The risks of anonymity, with its absence of real-world accountability, are outweighed by rules, governing who can post what, and a strong sense of fair play, which quickly lead to serial transgressors being kicked out into the wilderness. Alongside these niches are hundreds of broader monies and investing communities on the likes of Facebook, Twitter, Reddit, YouTube, and Instagram. Membership numbers range from the nano (less than 1000) to the macro (more than 100,000).
Many are run by influencers and entrepreneurs who profit from their expertise through sponsored content and events, affiliate promotions, or straight-up advertising. But many are moderated by anonymous volunteers who ensure these platforms remain safe spaces and repositories of crowd-sourced wisdom.
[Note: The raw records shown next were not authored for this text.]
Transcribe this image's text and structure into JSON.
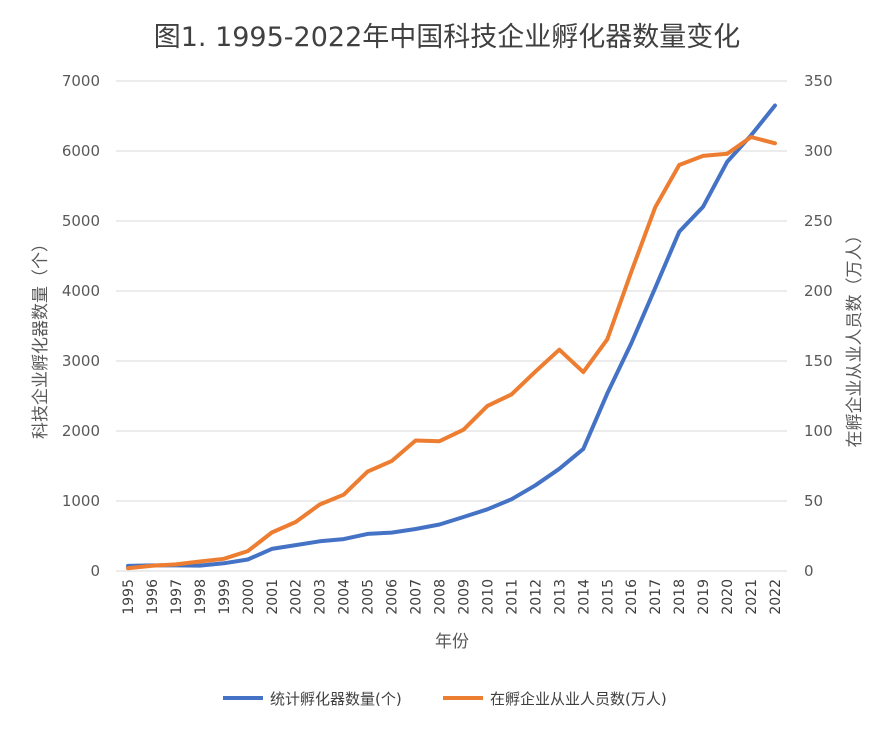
{
  "chart_data": {
    "type": "line",
    "title": "图1. 1995-2022年中国科技企业孵化器数量变化",
    "xlabel": "年份",
    "ylabel_left": "科技企业孵化器数量（个）",
    "ylabel_right": "在孵企业从业人员数（万人）",
    "ylim_left": [
      0,
      7000
    ],
    "ylim_right": [
      0,
      350
    ],
    "yticks_left": [
      "0",
      "1000",
      "2000",
      "3000",
      "4000",
      "5000",
      "6000",
      "7000"
    ],
    "yticks_right": [
      "0",
      "50",
      "100",
      "150",
      "200",
      "250",
      "300",
      "350"
    ],
    "grid": true,
    "legend_position": "bottom",
    "categories": [
      "1995",
      "1996",
      "1997",
      "1998",
      "1999",
      "2000",
      "2001",
      "2002",
      "2003",
      "2004",
      "2005",
      "2006",
      "2007",
      "2008",
      "2009",
      "2010",
      "2011",
      "2012",
      "2013",
      "2014",
      "2015",
      "2016",
      "2017",
      "2018",
      "2019",
      "2020",
      "2021",
      "2022"
    ],
    "series": [
      {
        "name": "统计孵化器数量(个)",
        "axis": "left",
        "color": "#4472c4",
        "values": [
          73,
          80,
          80,
          77,
          110,
          164,
          316,
          370,
          425,
          455,
          530,
          548,
          600,
          665,
          772,
          882,
          1025,
          1225,
          1460,
          1745,
          2537,
          3250,
          4045,
          4845,
          5205,
          5845,
          6225,
          6650
        ]
      },
      {
        "name": "在孵企业从业人员数(万人)",
        "axis": "right",
        "color": "#ed7d31",
        "values": [
          2,
          3.8,
          4.7,
          6.8,
          8.7,
          14.2,
          27.5,
          35,
          47.5,
          54.5,
          71,
          78.5,
          93.2,
          92.7,
          100.9,
          117.9,
          126.1,
          142.4,
          158.1,
          142.1,
          165.5,
          213.5,
          259.8,
          290,
          296.5,
          298,
          310,
          305.5
        ]
      }
    ]
  }
}
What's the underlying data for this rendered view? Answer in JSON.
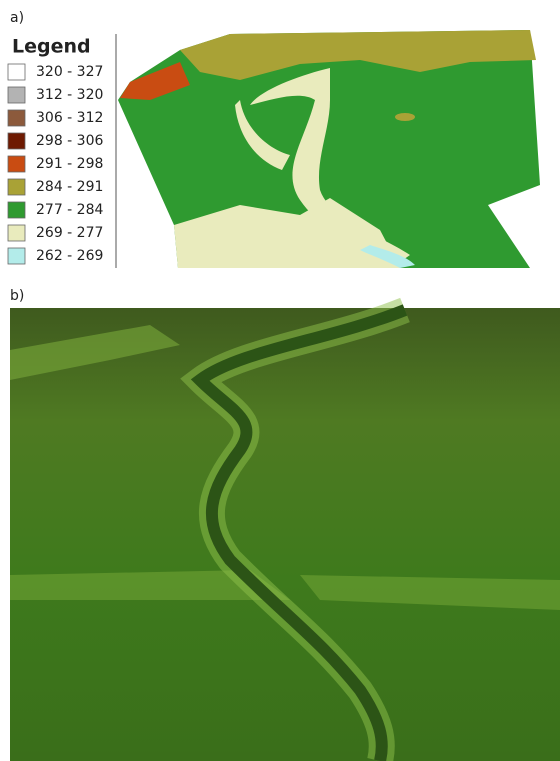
{
  "panels": {
    "a": {
      "label": "a)",
      "legend": {
        "title": "Legend",
        "items": [
          {
            "label": "320 - 327",
            "color": "#ffffff"
          },
          {
            "label": "312 - 320",
            "color": "#b3b3b3"
          },
          {
            "label": "306 - 312",
            "color": "#8c5a3c"
          },
          {
            "label": "298 - 306",
            "color": "#6e1a02"
          },
          {
            "label": "291 - 298",
            "color": "#c94c12"
          },
          {
            "label": "284 - 291",
            "color": "#a9a236"
          },
          {
            "label": "277 - 284",
            "color": "#2f9a30"
          },
          {
            "label": "269 - 277",
            "color": "#e9ebbd"
          },
          {
            "label": "262 - 269",
            "color": "#b3ecea"
          }
        ]
      }
    },
    "b": {
      "label": "b)"
    }
  }
}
What makes these financial communities so appealing?
My own experience has shown me that young people do not typically receive enough financial education early on in life to make the right calls later. As a result, around a third claim to have achieved financial literacy by going on YouTube and Tiktok.
There are successful communities outside the social media realm too. Finimize, VestPod, and Your Juno are just three examples that meld an online presence with events and meet-ups so young people can learn and connect IRL (in real life).
Several banking and investment brands have also cultivated communities of loyal, engaged customers within their apps and websites. These help customers shape product development, provide constructive feedback and share best practices on how to optimize the brand’s services.
The most effective financial communities also emphasize overall wellbeing and work/life balance, as well as the need to consider moral, social, and political issues. This is nothing when over half of gen Z and millennials say they would leave a job that was undermining their personal life or wouldn’t accept it in the first place if they disagreed with the employer’s social or environmental policies.
Getting into the community spirit - could be a win-win for us all.
In other words, we are turning to such communities not just for suggestions on how to make and save more money, but how to do so in a way that is realistic, responsible, and respectful, both to ourselves and others. Brands can harness that impulse to foster trust, openness, and progress – crucial for fintech to thrive in the 21st century.